Bertram felt no kind of objection to Armand de Vaux’s declaration of “desperate love,” though he was conscious of some secret reaction to Kenneth’s endorsement.

“I am glad Joyce is so much admired,” he said simply.

Armand de Vaux paid a tribute to English womanhood. Most of his knowledge of English character, as a young man, had been gained from reading translations of Shakespeare during his service militaire in the barracks at Belfont. He had fallen in love with Rosalind, Beatrice, and Katherine, above all with Beatrice, who was, he thought, essentially English and Elizabethan. But he believed from better evidence than that of reading, that English womanhood had retained that Elizabethan quality of character—frankness, simplicity, courage, and above all, a playfulness of spirit.

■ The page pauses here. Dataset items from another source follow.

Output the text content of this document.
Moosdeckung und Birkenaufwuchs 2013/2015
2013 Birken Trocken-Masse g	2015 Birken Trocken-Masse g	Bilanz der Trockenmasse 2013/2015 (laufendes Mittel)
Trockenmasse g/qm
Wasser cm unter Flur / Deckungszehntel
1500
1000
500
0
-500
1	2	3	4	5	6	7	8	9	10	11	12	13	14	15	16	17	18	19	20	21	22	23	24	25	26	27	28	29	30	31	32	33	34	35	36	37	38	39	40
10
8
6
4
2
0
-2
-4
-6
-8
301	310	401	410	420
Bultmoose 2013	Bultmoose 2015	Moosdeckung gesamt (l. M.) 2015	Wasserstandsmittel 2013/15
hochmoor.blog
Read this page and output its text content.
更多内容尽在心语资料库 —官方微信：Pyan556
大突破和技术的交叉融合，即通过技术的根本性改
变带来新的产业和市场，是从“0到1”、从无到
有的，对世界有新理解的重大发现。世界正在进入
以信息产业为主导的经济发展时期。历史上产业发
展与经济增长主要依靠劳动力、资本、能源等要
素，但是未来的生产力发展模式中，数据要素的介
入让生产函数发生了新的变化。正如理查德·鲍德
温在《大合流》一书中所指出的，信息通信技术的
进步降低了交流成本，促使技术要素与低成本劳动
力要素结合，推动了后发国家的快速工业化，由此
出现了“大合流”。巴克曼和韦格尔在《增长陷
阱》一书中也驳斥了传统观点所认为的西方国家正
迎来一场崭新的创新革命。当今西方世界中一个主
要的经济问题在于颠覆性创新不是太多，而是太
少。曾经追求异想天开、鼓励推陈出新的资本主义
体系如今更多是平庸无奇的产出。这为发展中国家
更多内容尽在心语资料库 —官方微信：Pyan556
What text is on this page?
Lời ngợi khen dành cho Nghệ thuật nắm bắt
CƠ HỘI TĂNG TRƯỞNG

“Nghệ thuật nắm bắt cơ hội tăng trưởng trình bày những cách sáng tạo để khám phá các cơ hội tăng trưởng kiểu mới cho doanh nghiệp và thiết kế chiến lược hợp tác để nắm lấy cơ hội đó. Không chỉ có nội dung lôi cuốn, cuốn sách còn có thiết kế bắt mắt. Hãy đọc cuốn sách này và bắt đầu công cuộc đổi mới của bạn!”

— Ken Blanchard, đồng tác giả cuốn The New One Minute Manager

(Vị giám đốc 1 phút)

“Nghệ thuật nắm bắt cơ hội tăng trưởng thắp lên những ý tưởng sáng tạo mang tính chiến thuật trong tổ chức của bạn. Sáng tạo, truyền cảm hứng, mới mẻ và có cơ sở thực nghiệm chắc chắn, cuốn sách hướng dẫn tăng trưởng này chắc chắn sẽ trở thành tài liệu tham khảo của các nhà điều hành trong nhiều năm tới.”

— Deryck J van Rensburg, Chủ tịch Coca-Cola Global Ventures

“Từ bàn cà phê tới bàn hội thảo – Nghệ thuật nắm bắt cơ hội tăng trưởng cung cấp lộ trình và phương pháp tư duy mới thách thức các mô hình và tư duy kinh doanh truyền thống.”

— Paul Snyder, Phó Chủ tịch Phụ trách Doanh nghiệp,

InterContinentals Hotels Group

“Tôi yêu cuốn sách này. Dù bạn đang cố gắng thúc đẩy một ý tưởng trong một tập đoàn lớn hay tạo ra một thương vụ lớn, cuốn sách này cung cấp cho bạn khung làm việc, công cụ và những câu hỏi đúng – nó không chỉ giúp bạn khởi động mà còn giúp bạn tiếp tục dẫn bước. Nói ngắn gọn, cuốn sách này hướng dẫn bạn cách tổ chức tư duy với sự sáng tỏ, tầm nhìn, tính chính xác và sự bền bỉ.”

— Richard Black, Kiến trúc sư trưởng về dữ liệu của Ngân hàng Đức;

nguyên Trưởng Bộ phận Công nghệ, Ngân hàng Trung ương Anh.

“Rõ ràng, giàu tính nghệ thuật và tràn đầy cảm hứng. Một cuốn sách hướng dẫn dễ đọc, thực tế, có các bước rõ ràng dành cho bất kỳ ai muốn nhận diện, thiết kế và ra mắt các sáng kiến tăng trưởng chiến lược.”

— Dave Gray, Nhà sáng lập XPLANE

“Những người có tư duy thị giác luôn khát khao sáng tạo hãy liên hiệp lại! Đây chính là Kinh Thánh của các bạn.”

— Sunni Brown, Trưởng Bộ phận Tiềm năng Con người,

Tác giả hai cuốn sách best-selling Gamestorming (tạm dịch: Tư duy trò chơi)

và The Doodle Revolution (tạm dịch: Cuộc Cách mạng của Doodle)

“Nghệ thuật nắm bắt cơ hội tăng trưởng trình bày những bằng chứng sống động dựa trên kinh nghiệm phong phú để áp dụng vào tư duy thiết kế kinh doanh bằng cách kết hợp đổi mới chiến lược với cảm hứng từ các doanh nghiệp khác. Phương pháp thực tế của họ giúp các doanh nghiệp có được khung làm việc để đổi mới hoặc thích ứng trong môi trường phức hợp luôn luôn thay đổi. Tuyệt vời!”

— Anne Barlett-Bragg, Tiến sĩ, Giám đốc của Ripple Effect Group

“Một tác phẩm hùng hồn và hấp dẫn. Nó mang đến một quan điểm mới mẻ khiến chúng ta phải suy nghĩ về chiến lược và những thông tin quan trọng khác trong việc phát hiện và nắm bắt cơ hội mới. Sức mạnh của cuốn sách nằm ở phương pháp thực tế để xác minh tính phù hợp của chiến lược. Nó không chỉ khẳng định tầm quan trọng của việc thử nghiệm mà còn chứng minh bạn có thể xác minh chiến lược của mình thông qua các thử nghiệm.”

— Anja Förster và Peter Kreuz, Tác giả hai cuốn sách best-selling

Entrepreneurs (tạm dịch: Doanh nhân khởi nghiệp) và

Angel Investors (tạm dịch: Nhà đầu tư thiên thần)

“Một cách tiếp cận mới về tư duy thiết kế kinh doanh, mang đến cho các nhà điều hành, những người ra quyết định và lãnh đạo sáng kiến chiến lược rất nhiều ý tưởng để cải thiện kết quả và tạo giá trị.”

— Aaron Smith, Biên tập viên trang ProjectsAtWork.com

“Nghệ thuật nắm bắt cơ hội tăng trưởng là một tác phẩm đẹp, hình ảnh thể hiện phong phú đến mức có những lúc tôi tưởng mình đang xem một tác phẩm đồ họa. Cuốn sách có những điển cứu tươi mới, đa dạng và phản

Mme. de Vaux tapped her husband’s hand.

“None of your amorous reminiscences here, Armand. Every one knows that you are a monster of infidelity.”

“Before marriage I was a romantic,” he admitted with simple self-satisfaction. “Since marriage I have been a model of single-hearted devotion. It is still possible, however, that I may one day sow my last peck of wild oats.”